Krallar ellerinden gelenin en iyisini yaptılar. Sultanlar Allah’ın kulları için ellerinden gelenin en iyisini yaptılar. Siz ne yaptınız? Onlar her kötülüğü şeytan için yaptılar. Şimdi hangi ülke mutlu ve rahat ve zevki sefada? Hayır, herkes böyledir, bu şekildedir. Gelir düşerler ve ezilip biterler. “Gel, gel, gel. Onlar gitti çok mutlular, sende gel” derler. Her yerde sıkıntılar, krizler sonsuzdur. Sultanlar ve imparatorlar iktidara gelene kadar bunun sonu gelmez. Şeytâni insanlarda kuvvet olduğu sürece bu dünya en fena durumda olur. Büyük taşlara gömülürler, biterler. Ve kimliklerini kayıp ederler. İki büyük taşlar arasına girince kimliklerini kayıp ederler, biterler ve çıkarlar.

Ey insanlar bu sözler Âlemlerin Rabbinin dostlarından gelir. Onlar Cenâb-ı Allah için iyi kullardır. Ama dinleyenler için. Onlar dinlemezler deccal ve takipçilerinin peşine koşarlar. Gün be gün sıkıntıları çoğalır, çoğalır, çoğalır ve azalmaz.

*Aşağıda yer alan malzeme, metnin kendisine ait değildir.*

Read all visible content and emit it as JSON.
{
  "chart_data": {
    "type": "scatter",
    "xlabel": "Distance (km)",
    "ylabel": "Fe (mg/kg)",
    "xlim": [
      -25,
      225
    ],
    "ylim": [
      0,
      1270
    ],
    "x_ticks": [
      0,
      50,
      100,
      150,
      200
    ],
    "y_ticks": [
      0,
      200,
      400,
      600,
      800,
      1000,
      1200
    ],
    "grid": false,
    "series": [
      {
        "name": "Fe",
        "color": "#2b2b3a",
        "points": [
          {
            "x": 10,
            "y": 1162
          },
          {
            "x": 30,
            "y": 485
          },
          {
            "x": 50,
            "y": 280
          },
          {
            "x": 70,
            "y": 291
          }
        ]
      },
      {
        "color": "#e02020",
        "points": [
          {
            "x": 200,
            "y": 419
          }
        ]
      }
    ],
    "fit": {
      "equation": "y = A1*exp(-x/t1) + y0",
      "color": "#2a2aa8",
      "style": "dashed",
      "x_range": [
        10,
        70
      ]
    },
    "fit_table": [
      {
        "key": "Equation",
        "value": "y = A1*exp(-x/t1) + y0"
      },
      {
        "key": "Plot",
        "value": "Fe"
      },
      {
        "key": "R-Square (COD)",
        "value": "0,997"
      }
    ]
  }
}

Ey insanlar, eski usullere geri dönmelisiniz. Cenâb-ı Allah bütün enbiyaları ve bütün Peygamberleri ümmetlerine krallar yaptı. Şimdi kötü insanlar, insanların şeytâni grupları, zalimler en fenalarıdır - biz sizin için en iyileriz derler. Bakın onlar ne yaptı. Cenâb-ı Allah bizi affeylesin.

Allah Allah Allah Allah Allah

Allah Allah Allah AziyzAllah AziyzAllah AziyzAllah

“Dum dum dum dum dum dum dum dum”

“Dum dum dum dum dum dum dum dum”

“Dum dum dum dum dum dum dum dum”

“Dum dum dum dum dum dum dum dum”

“Dum dum dum dum dum dum dum dum”

Ey insanlar, dinleyin ve itaat edin. Ancak Rabbinizi ve temsilcilerini dinleyin ve itaat edin. Yoksa o şeytâni grupları ve temsilcileri sizi bitirir ve iyilikten olan herşeyi yıkarlar. Kötülük ve zalimlere ait olan herşeyi getirirler ve insanoğluna verirler. Cenâb-ı Allah bizi affeylesin ve desteklesin.

Fatihah.

45? (45 dakika)

Allah Allah SubhanAllah SultanAllah. Sen bizi affeyle ya Rabbi. Ya Rabbi sen bilirsin, sen bilirsin. Allah Allah.

(547 000)

Maşallah çıkıyor. Ne yapacağın? Ne yapacağın. Tövbe ya Rabbi. Tövbe ya Rabbi.